Mais ce constat, évident à plus d’un titre, ne nous paraît pas absolu. Si nous nous plaçons en effet dans une optique de temps non-chronologique, optique dont on ne peut nier la réalité compte tenu des constantes de l’histoire humaine, la partialité du système dualiste apparaît alors dans toute son immédiateté, toute son éternité. Bien avant que le dualisme devint un système nommé comme tel, sa logique imprégnait la compréhension que se faisaient de la réalité les êtres humains, pourrait-on-dire.

Métadualisme n’évoque pas non plus « au-delà » du dualisme, bien qu’il puisse par certains aspects en donner l’impression. Pour reprendre les propos d’Alexandre dans son étude sur le métadualisme, le préfixe « méta » ne signifie pas « ailleurs ». L’idée d’un « tout » sans séparation suggère que « métadualisme » ne signifie pas « contre le dualisme », mais « point de vue qui à la fois embrasse et dépasse le dualisme ».

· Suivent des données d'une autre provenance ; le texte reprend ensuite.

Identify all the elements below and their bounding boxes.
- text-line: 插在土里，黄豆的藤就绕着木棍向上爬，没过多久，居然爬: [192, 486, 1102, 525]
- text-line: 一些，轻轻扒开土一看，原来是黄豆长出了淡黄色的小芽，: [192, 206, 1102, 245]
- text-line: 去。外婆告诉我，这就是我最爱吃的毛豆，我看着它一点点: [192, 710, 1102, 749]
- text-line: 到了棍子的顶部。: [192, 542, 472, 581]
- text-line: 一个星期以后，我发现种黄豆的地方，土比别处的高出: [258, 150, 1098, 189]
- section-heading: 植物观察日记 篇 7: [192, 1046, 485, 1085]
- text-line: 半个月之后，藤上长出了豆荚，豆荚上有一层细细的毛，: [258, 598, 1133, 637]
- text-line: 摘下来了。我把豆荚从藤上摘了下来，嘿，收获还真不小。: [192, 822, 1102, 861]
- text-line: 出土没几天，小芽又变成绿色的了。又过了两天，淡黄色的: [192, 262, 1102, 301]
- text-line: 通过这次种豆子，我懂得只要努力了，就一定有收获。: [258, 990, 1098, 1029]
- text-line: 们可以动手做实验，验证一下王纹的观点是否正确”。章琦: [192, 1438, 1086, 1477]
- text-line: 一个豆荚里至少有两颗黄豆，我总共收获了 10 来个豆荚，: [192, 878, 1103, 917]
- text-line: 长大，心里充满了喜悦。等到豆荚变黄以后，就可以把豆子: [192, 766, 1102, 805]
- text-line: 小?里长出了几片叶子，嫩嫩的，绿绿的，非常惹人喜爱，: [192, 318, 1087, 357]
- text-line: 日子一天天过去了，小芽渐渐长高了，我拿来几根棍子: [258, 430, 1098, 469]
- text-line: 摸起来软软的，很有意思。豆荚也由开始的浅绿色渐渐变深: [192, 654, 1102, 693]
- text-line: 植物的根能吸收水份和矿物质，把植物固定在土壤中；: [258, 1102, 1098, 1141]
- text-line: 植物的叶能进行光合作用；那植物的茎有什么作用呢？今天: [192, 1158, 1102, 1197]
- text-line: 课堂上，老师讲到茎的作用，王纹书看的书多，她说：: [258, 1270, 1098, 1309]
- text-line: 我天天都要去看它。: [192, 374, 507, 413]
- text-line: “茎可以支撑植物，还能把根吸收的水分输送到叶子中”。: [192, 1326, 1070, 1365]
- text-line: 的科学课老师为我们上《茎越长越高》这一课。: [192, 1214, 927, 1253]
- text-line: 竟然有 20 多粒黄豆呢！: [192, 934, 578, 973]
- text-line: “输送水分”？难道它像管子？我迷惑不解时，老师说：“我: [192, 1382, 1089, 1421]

Même si notre intention n’est pas de proposer une construction mentale de plus, nous sommes bien conscients que nous ne pouvons faire autrement puisque nous appartenons précisément à l’espèce humaine douée de raison et de discernement. La différence, et elle est de taille, c’est que nous sommes conscients de ce fait. Pour reprendre le sens des néologismes scientifiques évoqué plus haut, le métadualisme serait alors un dualisme qui parlerait du dualisme ; mais comme il s’agirait d’aborder les dualités sous un angle différent que celui proposé par le dualisme, le terme « dualisme » serait impropre pour nommer notre démarche. Celui de « métadualisme » nous serait apparu bien plus adéquat.

 

4. Rectoversion et Métadualisme

La Rectoversion est née d’une expérimentation picturale et plastique. Son champ d’investigation reste la peinture. Elle est recensée comme telle dans l’histoire des mouvements contemporains de la peinture. Elle présente l’énorme avantage de proposer une pratique plastique inédite (peinture rectoversée) apte à générer des questionnements métadualistes.

En nommant ses prolongements par le terme de métadualisme, cela permet de quitter le champ plastique sans pour autant le pervertir. En d’autres termes, cela permet de conserver l’originalité du concept initial de la Rectoversion tout en lui donnant des prolongements dans des domaines qui lui échappent.